Юноша стрелой бросился к дереву, на ходу снимая с плеча винтовку. Я был уверен, что он больше не вернется ни ко мне, ни к нашей прерванной беседе, и поэтому остался сидеть на своем месте, горячо молясь о спасении маленькой птицы от бездушной огнедышащей железки. К сожалению, птице так и не удалось спастись. Своими глазами я видел, как этот молодой человек, словно кот, подбирается к дереву и приводит страшный смертный приговор в действие, затем сжимает в руке безжизненный трупик пташки и пускается в безумный пляс на высоких острых камнях. Внезапно охотник оступился; поляна зазвенела вслед за вторым уже по счету выстрелом, а сам юноша, резко пропавший из моего поля зрения, испустил один короткий, исполненный ужаса вопль.
Как только я понял, что только что приключилась какая-то катастрофа, стремглав бросился к месту происшествия. То, что я там увидел, вызывало настоящий ужас и отвращение: парень лежал лицом вниз; его рассеченное лицо щедро забрызгало серые булыжники темно-красной кровью. Правая нога, зацепившаяся за скалу, висела где-то в одном локте над его головой, тогда как левая нога и левая рука были поджаты под некогда здоровым, сильным туловищем. Дуло винтовки терялось под животом. Волосы на голове пропитались вязкой кровью и превратились в мерзкую, пенящуюся кашу.

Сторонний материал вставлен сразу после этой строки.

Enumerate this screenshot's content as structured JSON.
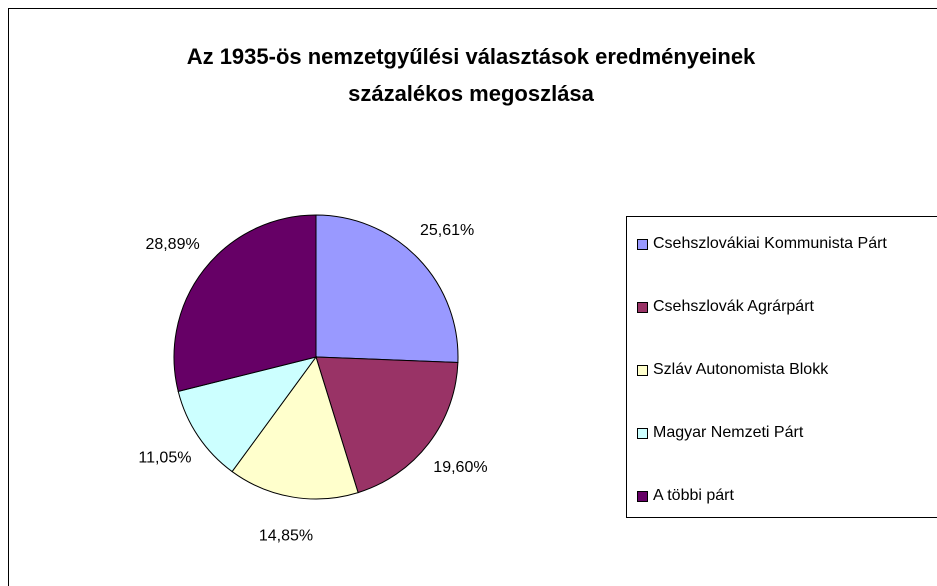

Я подошел поближе и, невольно содрогнувшись, окликнул своего недавнего собеседника. Ответа не последовало, и я осторожно перевернул его на спину. Нос парня был буквально вдребезги разбит, безостановочно хлещущая из него кровь заливала закрытые глаза, губы, подбородок, капала на живот, в левом углу которого я увидел нечто, ужасно напоминающее выпущенные внутренности. Но его рука была теплой, а значит, жизнь еще не окончательно покинула это искалеченное тело.

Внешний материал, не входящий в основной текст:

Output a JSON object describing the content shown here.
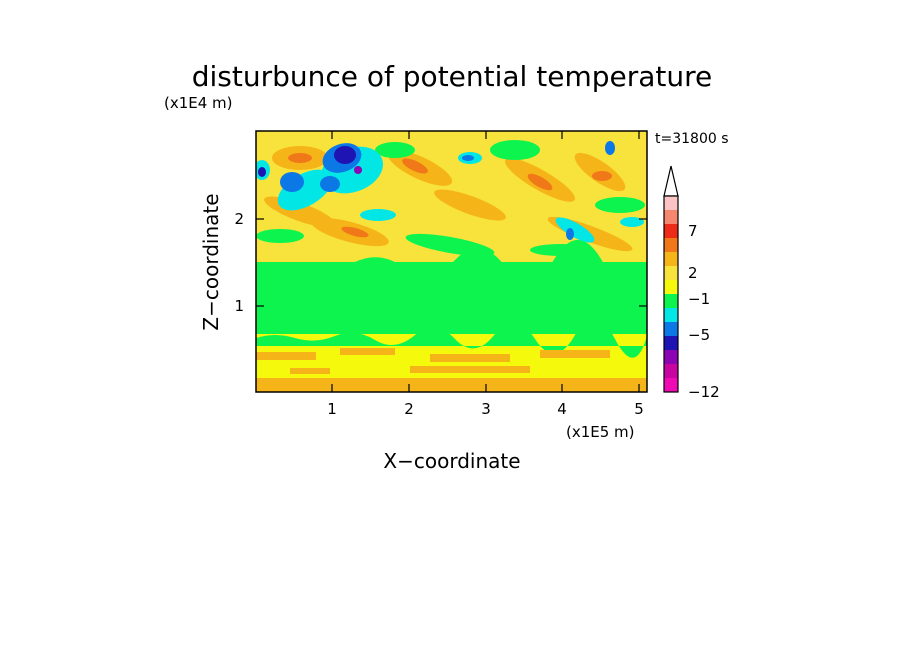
{
  "chart_data": {
    "type": "heatmap",
    "title": "disturbunce of potential temperature",
    "time_label": "t=31800 s",
    "xlabel": "X−coordinate",
    "ylabel": "Z−coordinate",
    "x_unit": "(x1E5 m)",
    "y_unit": "(x1E4 m)",
    "xlim": [
      0,
      5.15
    ],
    "ylim": [
      0,
      2.98
    ],
    "x_ticks": [
      "1",
      "2",
      "3",
      "4",
      "5"
    ],
    "y_ticks": [
      "1",
      "2"
    ],
    "colorbar_labels": [
      "7",
      "2",
      "−1",
      "−5",
      "−12"
    ],
    "colorbar_colors": [
      "#fbc3c3",
      "#f5876f",
      "#ee2a18",
      "#f07818",
      "#f5b418",
      "#f8e23c",
      "#f5fa0c",
      "#0ef44e",
      "#02e6e6",
      "#0b78e6",
      "#1e14b4",
      "#8c05b4",
      "#c805a0",
      "#f00ab4"
    ],
    "bands": [
      {
        "z": [
          0.0,
          0.6
        ],
        "value": 0.5,
        "color": "#f5fa0c"
      },
      {
        "z": [
          0.6,
          1.4
        ],
        "value": -0.5,
        "color": "#0ef44e"
      },
      {
        "z": [
          1.4,
          2.98
        ],
        "value": "mixed",
        "color": "#f8e23c"
      }
    ]
  }
}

Господи! Что за несчастье? Я не знал, куда мне бежать и что делать. Кого звать на помощь? Вокруг ни души. У меня не было выбора: я должен вернуться к ʼАбу Фархату. Еле-еле я добежал до автомобиля, завел мотор и на всех парах помчался обратно к саду. На мой истошный крик садовник отозвался в прямом смысле слова мгновенно.
– Полезай в машину, ʼАбу Фархат. Я все объясню тебе там, по дороге.
Помнится, мы быстро доехали до несчастного охотника. Увидев его, мой спутник задрожал, словно осиновый лист.
– Извините, доктор, извините, – зашептал он. – Я – отец семейства, на моих плечах жена и дети, на мне такая ответственность…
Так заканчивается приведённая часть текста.